At the truck, I yelled myself hoarse trying to get his keys away from him.
A passing cowboy said, Dang, Pete, give the girl your keys.
And Daddy said, Mind your own business before I stomp a mud-hole in your ass.
And I remember the fog we drove in, how it billowed up over the road from the bayou on either side till the road narrowed to smoke. The biker bars I’d been in, skinny-dipping drunk in a lake miles wide, hitchhiking: Never had I felt closer to death than with that old man feeling his drunk path on and off the road shoulder through that smoky miasma.

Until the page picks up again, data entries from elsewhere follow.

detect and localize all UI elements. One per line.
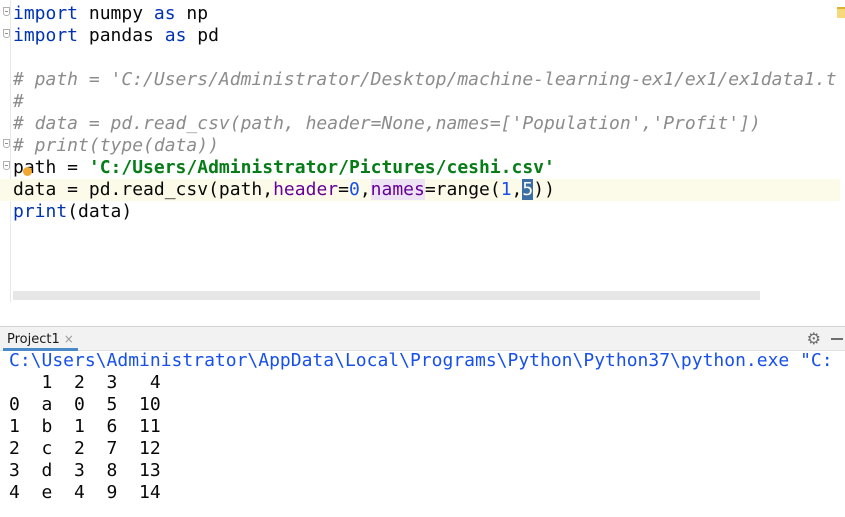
code-token: = [338,179,349,200]
code-token: pandas [78,25,165,46]
code-token: 1 [500,179,512,200]
code-token: 'C:/Users/Administrator/Pictures/ceshi.c… [88,157,555,178]
code-line[interactable]: # data = pd.read_csv(path, header=None,n… [13,113,761,135]
code-token: 5 [522,179,534,200]
code-line[interactable]: import pandas as pd [13,25,219,47]
code-token: header [273,179,339,200]
editor-gutter [10,0,11,302]
code-token: =range( [424,179,501,200]
gear-icon[interactable]: ⚙ [807,330,821,348]
code-token: import [13,3,79,24]
code-token: as [164,25,187,46]
horizontal-scrollbar[interactable] [13,291,760,300]
code-line[interactable]: path = 'C:/Users/Administrator/Pictures/… [13,157,555,179]
code-token: # [13,91,24,112]
code-token: # print(type(data)) [13,135,219,156]
code-token: data = pd.read_csv(path, [13,179,274,200]
code-token: # data = pd.read_csv(path, header=None,n… [13,113,761,134]
fold-marker-icon[interactable] [3,7,10,16]
console-command-line: C:\Users\Administrator\AppData\Local\Pro… [9,351,833,371]
fold-marker-icon[interactable] [3,29,10,38]
run-tab-label: Project1 [7,332,60,347]
code-token: import [13,25,79,46]
code-token: 0 [348,179,360,200]
close-tab-icon[interactable]: × [64,332,74,346]
code-line[interactable]: # print(type(data)) [13,135,219,157]
minus-icon[interactable] [831,338,843,340]
fold-marker-icon[interactable] [3,161,10,170]
code-token: print [13,201,68,222]
code-token: , [511,179,523,200]
run-tab[interactable]: Project1 × [3,327,78,351]
console-output-row: 1 b 1 6 11 [9,416,161,437]
code-line[interactable]: print(data) [13,201,132,223]
console-output-row: 1 2 3 4 [9,372,161,393]
code-token: # path = 'C:/Users/Administrator/Desktop… [13,69,837,90]
run-panel-header: Project1 × ⚙ [0,326,845,351]
code-line[interactable]: # path = 'C:/Users/Administrator/Desktop… [13,69,837,91]
code-token: , [359,179,371,200]
code-token: names [370,179,425,200]
code-line[interactable]: import numpy as np [13,3,208,25]
run-console-output[interactable]: C:\Users\Administrator\AppData\Local\Pro… [0,351,845,517]
code-token: numpy [78,3,154,24]
code-token: pd [186,25,219,46]
code-line-current[interactable]: data = pd.read_csv(path,header=0,names=r… [0,179,840,201]
console-output-row: 4 e 4 9 14 [9,482,161,503]
code-line[interactable]: # [13,91,24,113]
code-editor[interactable]: import numpy as np import pandas as pd # p… [0,0,845,302]
code-token: (data) [67,201,133,222]
console-output-row: 3 d 3 8 13 [9,460,161,481]
fold-marker-icon[interactable] [3,139,10,148]
console-output-row: 0 a 0 5 10 [9,394,161,415]
inspection-status-icon[interactable] [837,7,845,18]
code-token: )) [533,179,555,200]
code-token: as [153,3,176,24]
console-output-row: 2 c 2 7 12 [9,438,161,459]
intention-bulb-icon[interactable] [23,167,32,176]
code-token: np [175,3,209,24]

The day I moved Daddy to the hospital, he grabs my arm as we cross the lawn. I’m carrying his piss jug again. The checks I sent home never paid down the guilt I tote today for having disappeared from the place he’s dying in, which is—in turn—a place dying in me. My life with Warren somehow excludes my daddy. The me Daddy knew doesn’t exist in Warren’s house, which is maybe why my husband didn’t come down on this mission—down being the operative word. Where I came from is a comedown.
Daddy’s last upright public appearance was on the bar stool in the VFW, where one final shot of whiskey felled him the way German snipers had failed to. In an increasingly skeletal form, he kept breathing, though each week he’s sanded closer to the bone. But he’d been floating farther from me, starting when I’d left him—he’d left me? I never could decide—more than a decade before.
The ambulance door seals me inside with him. Daddy’s good hand wipes his wet face then swats my hand away.
11
In Search of Incompetence
I don’t drink every day, but I find myself unpredictably blotto at inopportune times.